Bunlar kısaca aşağıda verilmiştir:

(i) Arızalar kayalara ciddi zarar verir ve bu nedenle madencilik ve mühendislik işlerinde gerçek tehlikelerdir.

(ii) Hata breşleri ve fay olukları (pulverize kayalar) düşük dayanıma sahiptir ve zayıf temel malzemeleridir.

(iii) Kırılan kayaların taşınması zor olduğundan kazılarda ek bir zorluk ve ek harcama vardır.

(iv) Depremler ve heyelanların hatalar tarafından tetiklenmesi muhtemeldir.

(v) Depreme dayanıklı yapılar sağlamak için arızaların yeri ve deprem potansiyeli hakkında bilgi sahibi olmak gerekir. Barajlar ve rezervuarlar, hidroelektrik yapılar, yeraltı gücü, nükleer santraller, tüneller, kamu binaları, okul ve kolej binaları vb. Yerlerin belirlenmesinde bu özellikle önemlidir.

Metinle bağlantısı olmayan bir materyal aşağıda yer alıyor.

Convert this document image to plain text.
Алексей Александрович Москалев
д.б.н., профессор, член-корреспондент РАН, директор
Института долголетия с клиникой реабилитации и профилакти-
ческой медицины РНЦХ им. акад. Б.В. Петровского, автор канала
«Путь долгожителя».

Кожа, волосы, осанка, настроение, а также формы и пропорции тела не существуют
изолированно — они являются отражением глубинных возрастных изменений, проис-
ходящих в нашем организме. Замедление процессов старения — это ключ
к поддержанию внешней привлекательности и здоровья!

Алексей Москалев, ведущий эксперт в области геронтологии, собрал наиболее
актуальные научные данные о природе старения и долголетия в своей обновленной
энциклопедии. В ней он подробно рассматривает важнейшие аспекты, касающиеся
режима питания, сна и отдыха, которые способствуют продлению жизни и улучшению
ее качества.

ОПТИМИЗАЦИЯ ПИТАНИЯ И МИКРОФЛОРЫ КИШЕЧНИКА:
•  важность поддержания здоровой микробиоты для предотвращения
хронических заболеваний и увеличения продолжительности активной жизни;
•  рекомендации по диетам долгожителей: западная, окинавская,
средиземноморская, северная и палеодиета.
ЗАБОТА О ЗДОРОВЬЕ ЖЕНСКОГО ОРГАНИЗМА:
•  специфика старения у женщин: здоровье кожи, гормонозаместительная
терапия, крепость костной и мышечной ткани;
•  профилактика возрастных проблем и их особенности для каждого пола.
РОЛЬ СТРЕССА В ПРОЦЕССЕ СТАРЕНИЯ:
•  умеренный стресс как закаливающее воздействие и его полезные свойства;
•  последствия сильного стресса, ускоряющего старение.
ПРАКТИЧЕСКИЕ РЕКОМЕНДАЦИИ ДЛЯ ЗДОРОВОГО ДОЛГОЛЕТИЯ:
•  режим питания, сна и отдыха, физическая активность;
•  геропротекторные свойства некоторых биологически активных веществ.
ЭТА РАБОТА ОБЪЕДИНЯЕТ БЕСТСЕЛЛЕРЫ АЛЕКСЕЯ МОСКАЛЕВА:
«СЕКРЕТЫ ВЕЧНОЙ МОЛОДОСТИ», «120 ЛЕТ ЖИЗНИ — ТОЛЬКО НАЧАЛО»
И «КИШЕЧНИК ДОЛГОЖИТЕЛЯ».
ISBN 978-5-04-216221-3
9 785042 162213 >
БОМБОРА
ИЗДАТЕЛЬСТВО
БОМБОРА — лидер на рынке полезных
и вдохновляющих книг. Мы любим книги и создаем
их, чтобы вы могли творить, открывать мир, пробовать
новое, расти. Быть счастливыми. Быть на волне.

(vi) Nehir vadilerinde barajların arkasındaki büyük rezervleri doldurmak, depremlere neden olan fay düzlemleri boyunca hareketleri tetikleyebilir.

(vii) Hatalar su sızması için pasajlar yaratabilir. Ayrıca mineralizasyon için geçitler sağlayabilirler. Birçok fay zonu mineralizasyon bölgeleridir.

(viii) Hata atma ve yanma kabarması, mineral damarların ve kömür dikişlerinin keşfedilmesinde ve geri kazanılmasında en belirgin faktörleri oluşturur.

(ix) Hatalar göller, bataklıklar ve bataklık bölgeler oluşturabilir.

(x) Bazı fay zonları potansiyel yağ tutucuları oluşturur.